DCIS paper resubmitted; lots of clinical predictions, lots of validation
After a lot of revision, I have merged my two papers on ductal carcinoma in situ (DCIS) in to a single manuscript and resubmitted to the Journal of Theoretical Biology for final review. A preprint is posted at my website, along with considerable supplementary material (data sets and source code, and animations). Thanks to my co-authors and other friends for all the help in the revisions. Thanks also the reviewers for insightful comments. I think this revised manuscript is all the better for it.
DCIS is a precursor to invasive breast cancer, and it is generally detected by annual mammographic screening. More advanced DCIS (with greater risk) tends to have comedonecrosis–a type of cell death that leaves calcium phosphate deposits in the centers of the ducts. In fact, this is generally what’s detected in mammograms. DCIS is usually surgically removed by cutting out a small ball of tissue around what’s found in the mammograms (breast-conserving surgery, or lumpectomy). But current planning isn’t so great. Even with the state-of-the-art in patient imaging and surgical planning, about 20%-50% of women need to get a second surgery because the first one didn’t get the entire tumor.
So, there’s great need to understand calcifications, and how what you see in mammography relates to the actual tumor size and shape. And if you do have a model to do this, there’s great need to calibrate it to patient pathology data (the stuff you get from your biopsies) so that the models say something meaningful about individual patients. And there has been no method to do that. Until now.
(As far as I know), this paper is the first to calibrate to individual patient immunohistochemistry and histopathology. This, along with some parameter estimates to the theoretical and experimental biology literature, allows us to fully constrain the model. No free parameters to play with until it looks right. Any results are fully emergent from a mechanistic model and realistic parameter estimates rooted in the biology.
This model also includes the most detailed description of necrosis–the type of cell death that results in the comedonecrosis seen in mammograms. We include cell swelling, cell bursting, gradual loss of fluid, and the very first model of calcification.
Clinical predictions, with lots of validation:
All said and done, the model gives some big (and validated!) predictions:
- The model predicts that a tumor grows through the duct at a constant rate. This is consistent with what’s actually seen in mammography.
- The model gives a new explanation for the known trend: when necrotic cells burst and lose fluid, it makes it more mechanically favorable for proliferating cells to push into the center of the duct, rather than along the duct. For this reason the model predicts faster growth in smaller ducts, and slower growth in larger ducts.
- The model predicts growth rates between 7.5 and 10 mm per year. This is quantitatively consistent with published values in the clinical literature.

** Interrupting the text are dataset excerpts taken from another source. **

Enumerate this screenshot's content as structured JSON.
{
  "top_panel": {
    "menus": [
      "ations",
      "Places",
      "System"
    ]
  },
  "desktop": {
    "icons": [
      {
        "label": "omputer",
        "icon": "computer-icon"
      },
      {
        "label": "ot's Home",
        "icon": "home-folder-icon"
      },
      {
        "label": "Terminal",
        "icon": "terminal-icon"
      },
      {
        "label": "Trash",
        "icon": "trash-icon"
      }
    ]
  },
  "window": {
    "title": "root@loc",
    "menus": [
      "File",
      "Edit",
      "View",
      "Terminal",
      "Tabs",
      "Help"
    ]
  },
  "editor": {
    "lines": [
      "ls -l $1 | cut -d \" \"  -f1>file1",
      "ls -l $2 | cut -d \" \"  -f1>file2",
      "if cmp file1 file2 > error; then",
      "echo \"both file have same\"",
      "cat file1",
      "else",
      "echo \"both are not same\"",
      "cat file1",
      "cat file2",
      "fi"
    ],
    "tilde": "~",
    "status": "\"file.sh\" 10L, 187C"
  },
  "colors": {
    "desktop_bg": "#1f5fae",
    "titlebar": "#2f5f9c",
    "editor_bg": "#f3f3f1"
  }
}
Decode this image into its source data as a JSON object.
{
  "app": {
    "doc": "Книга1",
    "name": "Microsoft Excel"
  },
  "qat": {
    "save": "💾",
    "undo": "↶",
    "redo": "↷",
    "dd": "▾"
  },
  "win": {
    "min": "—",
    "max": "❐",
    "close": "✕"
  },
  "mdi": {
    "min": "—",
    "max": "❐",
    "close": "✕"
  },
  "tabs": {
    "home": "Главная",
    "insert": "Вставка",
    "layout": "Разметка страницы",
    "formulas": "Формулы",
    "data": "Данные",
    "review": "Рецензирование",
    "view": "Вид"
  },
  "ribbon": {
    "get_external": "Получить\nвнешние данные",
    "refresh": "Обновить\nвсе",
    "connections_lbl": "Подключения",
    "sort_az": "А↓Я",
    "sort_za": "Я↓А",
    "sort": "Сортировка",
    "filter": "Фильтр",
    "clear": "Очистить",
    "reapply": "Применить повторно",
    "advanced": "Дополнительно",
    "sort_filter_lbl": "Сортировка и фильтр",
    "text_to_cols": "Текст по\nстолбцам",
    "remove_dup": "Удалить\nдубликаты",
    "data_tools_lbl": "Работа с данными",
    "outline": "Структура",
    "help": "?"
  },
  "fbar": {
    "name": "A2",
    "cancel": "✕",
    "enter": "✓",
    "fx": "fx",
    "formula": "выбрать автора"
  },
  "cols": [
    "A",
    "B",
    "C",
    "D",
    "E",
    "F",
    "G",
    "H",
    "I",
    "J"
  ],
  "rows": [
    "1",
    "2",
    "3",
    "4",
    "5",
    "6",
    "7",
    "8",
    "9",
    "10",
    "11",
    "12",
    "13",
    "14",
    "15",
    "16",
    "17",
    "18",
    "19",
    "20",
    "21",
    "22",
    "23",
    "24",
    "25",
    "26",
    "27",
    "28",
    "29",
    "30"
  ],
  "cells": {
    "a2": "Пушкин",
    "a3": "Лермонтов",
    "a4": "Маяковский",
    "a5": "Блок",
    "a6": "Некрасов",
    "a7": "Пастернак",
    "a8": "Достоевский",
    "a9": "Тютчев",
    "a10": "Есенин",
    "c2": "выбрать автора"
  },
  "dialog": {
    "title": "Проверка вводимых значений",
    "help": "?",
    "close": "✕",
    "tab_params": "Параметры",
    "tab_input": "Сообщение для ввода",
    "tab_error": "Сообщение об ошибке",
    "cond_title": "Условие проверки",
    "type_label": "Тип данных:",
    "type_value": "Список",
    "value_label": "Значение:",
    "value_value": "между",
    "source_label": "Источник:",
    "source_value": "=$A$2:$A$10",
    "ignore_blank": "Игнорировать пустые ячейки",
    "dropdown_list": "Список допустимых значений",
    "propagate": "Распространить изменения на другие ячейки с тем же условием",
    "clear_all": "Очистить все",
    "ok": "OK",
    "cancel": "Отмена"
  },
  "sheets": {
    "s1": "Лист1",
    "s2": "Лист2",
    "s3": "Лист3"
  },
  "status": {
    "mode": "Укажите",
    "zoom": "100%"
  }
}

- The model predicts the difference between the size in a mammogram and the actual size (as measured by a pathologist after surgery) grows in time. This unfortunately means that it’s unlikely that there is some “fixed” safe distance to cut around the mammographic findings.
- On the other hand, the model predicts that there is a linear correlation between the size in a mammogram and the actual (pathology) tumor size. This bodes well for future surgical planning.
- Better still, the linear correlation we found quantitatively fits through 87 published patients, spanning two orders of magnitude.
The model also makes several key predictions on the smaller-scale biology:
- The model predicts that fast swelling of necrotic cells (on the order of 6 hours) is responsible for the tear between the viable rim and necrotic core seen in just about every pathology image of DCIS.
- The model predicts that the necrotic core is “age structured”, with newly necrotic cells (with relatively intact nuclei) on the outer edge, and interior band of mostly degraded but noncalcified cells, and a central core of oldest, calcified material. This compares well with patient histopathology.
- Comparing the model-predicted age structuring to histopathology predicts a sharper estimate on the various necrosis time scales: swelling and lysis (~6 h) < slow fluid loss (~days to a week) < pyknosis (~10+ days) < calcification (~2 weeks).
- Because the model only predicts linear / casting-type calcifications (long “plugs” of calcification), other biophysics must be responsible for the variety of calcification types seen in mammography.
- Among other mechanisms, we postulate a very long-timescale (1-2 months) process of degradation of the phospholipid “backbone” of the calcifications, resulting in degradation of the calcifications. The cracks seen in the central portions of calcifications (in histopathology) supports this view.